L’appointé K. rengaine son pistolet et s'approche de Nzoy, blessé. Il regarde brièvement, puis s'éloigne en se tenant la tête. Deux collègues tiennent l'arme en joue. Seule leur collègue de la première patrouille observe la situation sans pistolet à la main.
17h59 et 32 secondes.
Le centre informe les services médicaux d'urgence.
L'homme a toujours le couteau, signale un policier à la centrale. Je répète: l'homme a toujours le couteau. Il est au sol. Conscient.
Il y a encore une menace?
Non, je ne crois pas, répond le policier.
Pour les collègues à Morges, transmet la centrale par radio. Ambulance et SMUR [les services d’urgence] sont en route, on peut avoir quelques infos?
Je n'ai pas plus d'infos, dit le policier.
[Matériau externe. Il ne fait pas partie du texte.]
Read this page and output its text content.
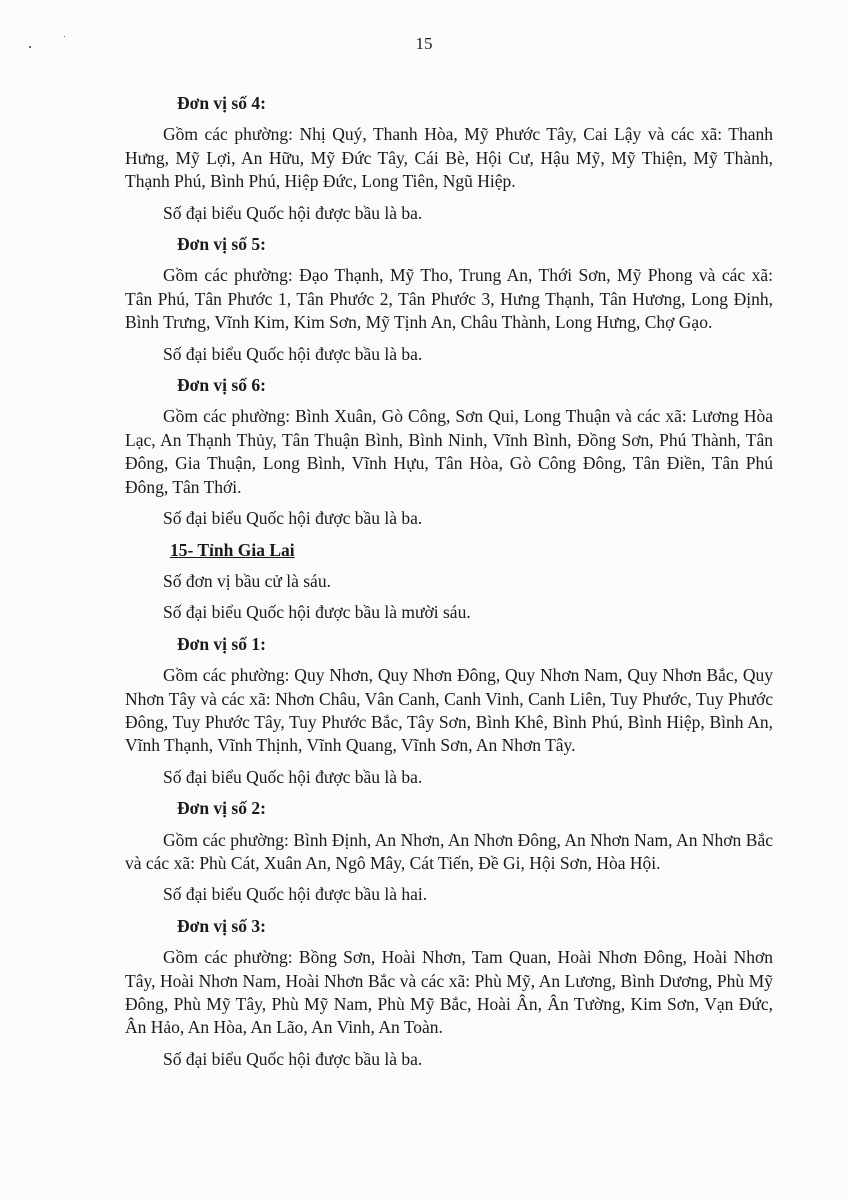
15

Đơn vị số 4:

Gồm các phường: Nhị Quý, Thanh Hòa, Mỹ Phước Tây, Cai Lậy và các xã: Thanh Hưng, Mỹ Lợi, An Hữu, Mỹ Đức Tây, Cái Bè, Hội Cư, Hậu Mỹ, Mỹ Thiện, Mỹ Thành, Thạnh Phú, Bình Phú, Hiệp Đức, Long Tiên, Ngũ Hiệp.

Số đại biểu Quốc hội được bầu là ba.

Đơn vị số 5:

Gồm các phường: Đạo Thạnh, Mỹ Tho, Trung An, Thới Sơn, Mỹ Phong và các xã: Tân Phú, Tân Phước 1, Tân Phước 2, Tân Phước 3, Hưng Thạnh, Tân Hương, Long Định, Bình Trưng, Vĩnh Kim, Kim Sơn, Mỹ Tịnh An, Châu Thành, Long Hưng, Chợ Gạo.

Số đại biểu Quốc hội được bầu là ba.

Đơn vị số 6:

Gồm các phường: Bình Xuân, Gò Công, Sơn Qui, Long Thuận và các xã: Lương Hòa Lạc, An Thạnh Thủy, Tân Thuận Bình, Bình Ninh, Vĩnh Bình, Đồng Sơn, Phú Thành, Tân Đông, Gia Thuận, Long Bình, Vĩnh Hựu, Tân Hòa, Gò Công Đông, Tân Điền, Tân Phú Đông, Tân Thới.

Số đại biểu Quốc hội được bầu là ba.

15- Tỉnh Gia Lai

Số đơn vị bầu cử là sáu.

Số đại biểu Quốc hội được bầu là mười sáu.

Đơn vị số 1:

Gồm các phường: Quy Nhơn, Quy Nhơn Đông, Quy Nhơn Nam, Quy Nhơn Bắc, Quy Nhơn Tây và các xã: Nhơn Châu, Vân Canh, Canh Vinh, Canh Liên, Tuy Phước, Tuy Phước Đông, Tuy Phước Tây, Tuy Phước Bắc, Tây Sơn, Bình Khê, Bình Phú, Bình Hiệp, Bình An, Vĩnh Thạnh, Vĩnh Thịnh, Vĩnh Quang, Vĩnh Sơn, An Nhơn Tây.

Số đại biểu Quốc hội được bầu là ba.

Đơn vị số 2:

Gồm các phường: Bình Định, An Nhơn, An Nhơn Đông, An Nhơn Nam, An Nhơn Bắc và các xã: Phù Cát, Xuân An, Ngô Mây, Cát Tiến, Đề Gi, Hội Sơn, Hòa Hội.

Số đại biểu Quốc hội được bầu là hai.

Đơn vị số 3:

Gồm các phường: Bồng Sơn, Hoài Nhơn, Tam Quan, Hoài Nhơn Đông, Hoài Nhơn Tây, Hoài Nhơn Nam, Hoài Nhơn Bắc và các xã: Phù Mỹ, An Lương, Bình Dương, Phù Mỹ Đông, Phù Mỹ Tây, Phù Mỹ Nam, Phù Mỹ Bắc, Hoài Ân, Ân Tường, Kim Sơn, Vạn Đức, Ân Hảo, An Hòa, An Lão, An Vinh, An Toàn.

Số đại biểu Quốc hội được bầu là ba.
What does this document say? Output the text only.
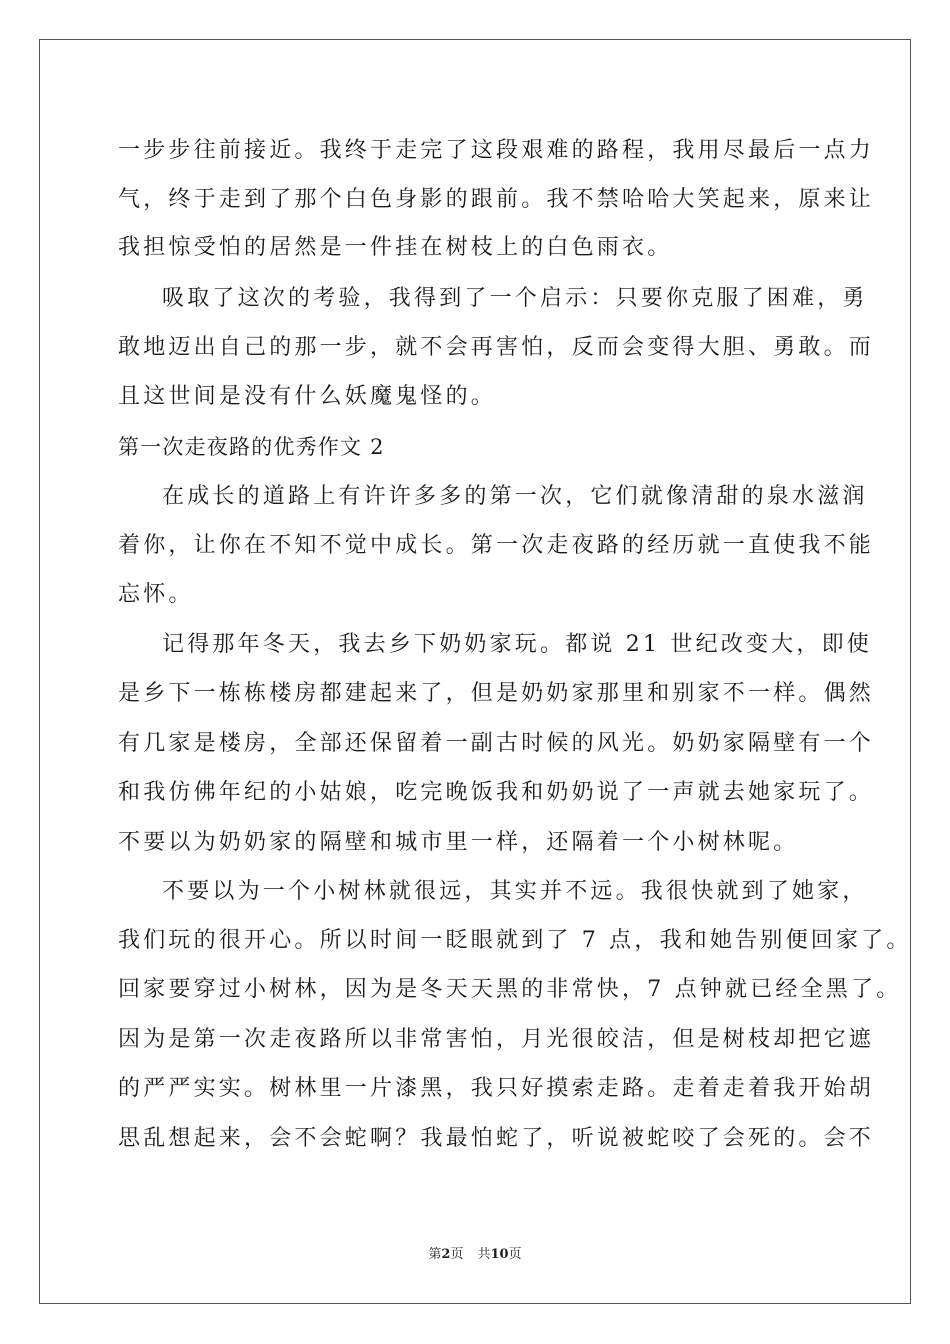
一步步往前接近。我终于走完了这段艰难的路程，我用尽最后一点力
气，终于走到了那个白色身影的跟前。我不禁哈哈大笑起来，原来让
我担惊受怕的居然是一件挂在树枝上的白色雨衣。
吸取了这次的考验，我得到了一个启示：只要你克服了困难，勇
敢地迈出自己的那一步，就不会再害怕，反而会变得大胆、勇敢。而
且这世间是没有什么妖魔鬼怪的。
第一次走夜路的优秀作文 2
在成长的道路上有许许多多的第一次，它们就像清甜的泉水滋润
着你，让你在不知不觉中成长。第一次走夜路的经历就一直使我不能
忘怀。
记得那年冬天，我去乡下奶奶家玩。都说 21 世纪改变大，即使
是乡下一栋栋楼房都建起来了，但是奶奶家那里和别家不一样。偶然
有几家是楼房，全部还保留着一副古时候的风光。奶奶家隔壁有一个
和我仿佛年纪的小姑娘，吃完晚饭我和奶奶说了一声就去她家玩了。
不要以为奶奶家的隔壁和城市里一样，还隔着一个小树林呢。
不要以为一个小树林就很远，其实并不远。我很快就到了她家，
我们玩的很开心。所以时间一眨眼就到了 7 点，我和她告别便回家了。
回家要穿过小树林，因为是冬天天黑的非常快，7 点钟就已经全黑了。
因为是第一次走夜路所以非常害怕，月光很皎洁，但是树枝却把它遮
的严严实实。树林里一片漆黑，我只好摸索走路。走着走着我开始胡
思乱想起来，会不会蛇啊？我最怕蛇了，听说被蛇咬了会死的。会不
第2页 共10页
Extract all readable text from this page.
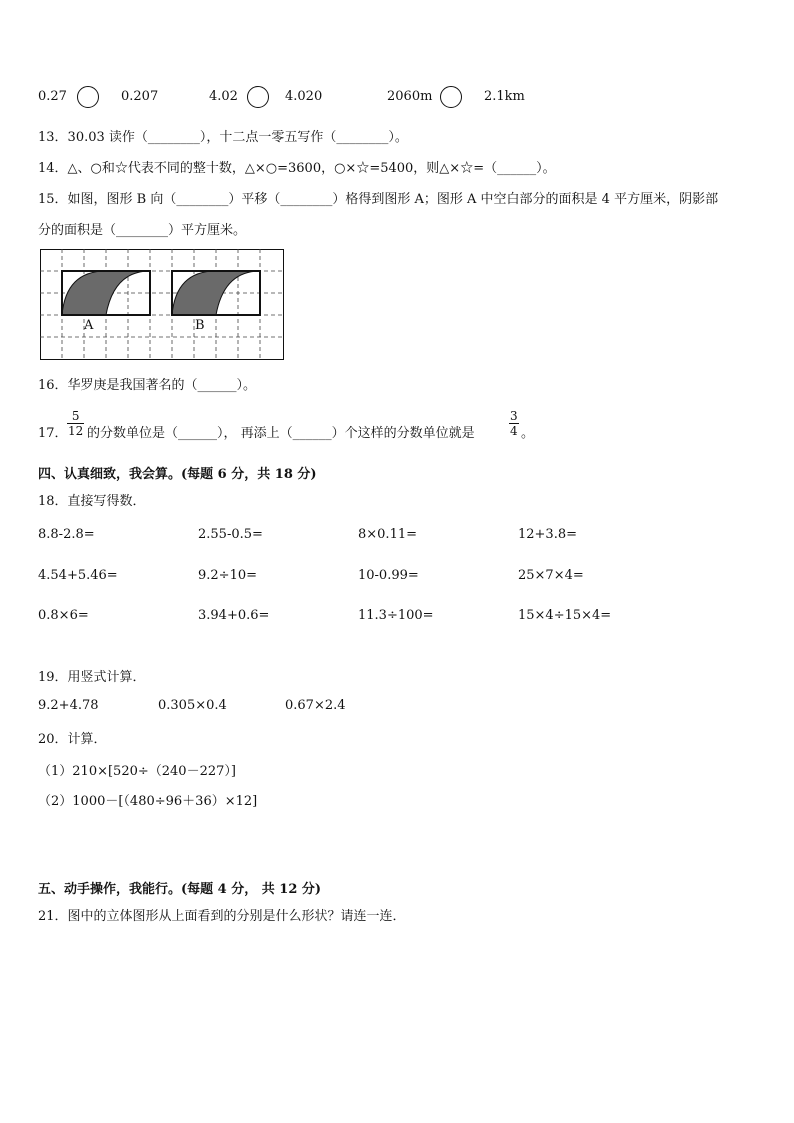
0.27	0.207	4.02	4.020	2060m	2.1km
13．30.03 读作（________），十二点一零五写作（________）。
14．△、○和☆代表不同的整十数，△×○=3600，○×☆=5400，则△×☆=（______）。
15．如图，图形 B 向（________）平移（________）格得到图形 A；图形 A 中空白部分的面积是 4 平方厘米，阴影部
分的面积是（________）平方厘米。
A	B
16．华罗庚是我国著名的（______）。
17． $\frac{5}{12}$ 的分数单位是（______）， 再添上（______）个这样的分数单位就是	$\frac{3}{4}$ 。
四、认真细致，我会算。(每题 6 分，共 18 分)
18．直接写得数．
8.8-2.8=	2.55-0.5=	8×0.11=	12+3.8=
4.54+5.46=	9.2÷10=	10-0.99=	25×7×4=
0.8×6=	3.94+0.6=	11.3÷100=	15×4÷15×4=
19．用竖式计算．
9.2+4.78	0.305×0.4	0.67×2.4
20．计算．
（1）210×[520÷（240－227）]
（2）1000－[（480÷96＋36）×12]
五、动手操作，我能行。(每题 4 分， 共 12 分)
21．图中的立体图形从上面看到的分别是什么形状？请连一连．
Il transmet par radio la seule chose qui semble attirer son attention: «Un homme de couleur, il est au sol.»
18 heures et 8 secondes.
Le policier s'approche de Nzoy. Il parle dans la radio. On le voit clairement sur les enregistrements vidéo. Mais dans le dossier, il n'y a aucune trace de cet échange précispar radio. Avec son pied, il tire le bras gauche de Nzoy vers l'avant et lui marche sur la main. Les policiers de la patrouille 696 s'approchent. Ils attachent les bras de Nzoy, immobile, derrière son dos à l'aide de menottes.
Le policier émet un message radio: «L’individu est au sol. Il est menotté. Je répète, il est menotté.»
18h01 et 11 secondes.
Puis les policiers ne font rien. Du moins rien qui semble important. Ils ramassent des objets. Ils enlèvent et remettent des gants. Ils téléphonent. Mais personne ne parle à la victime. Personne ne prend son pouls. Personne ne vérifie s'il y a un moyen de l'aider.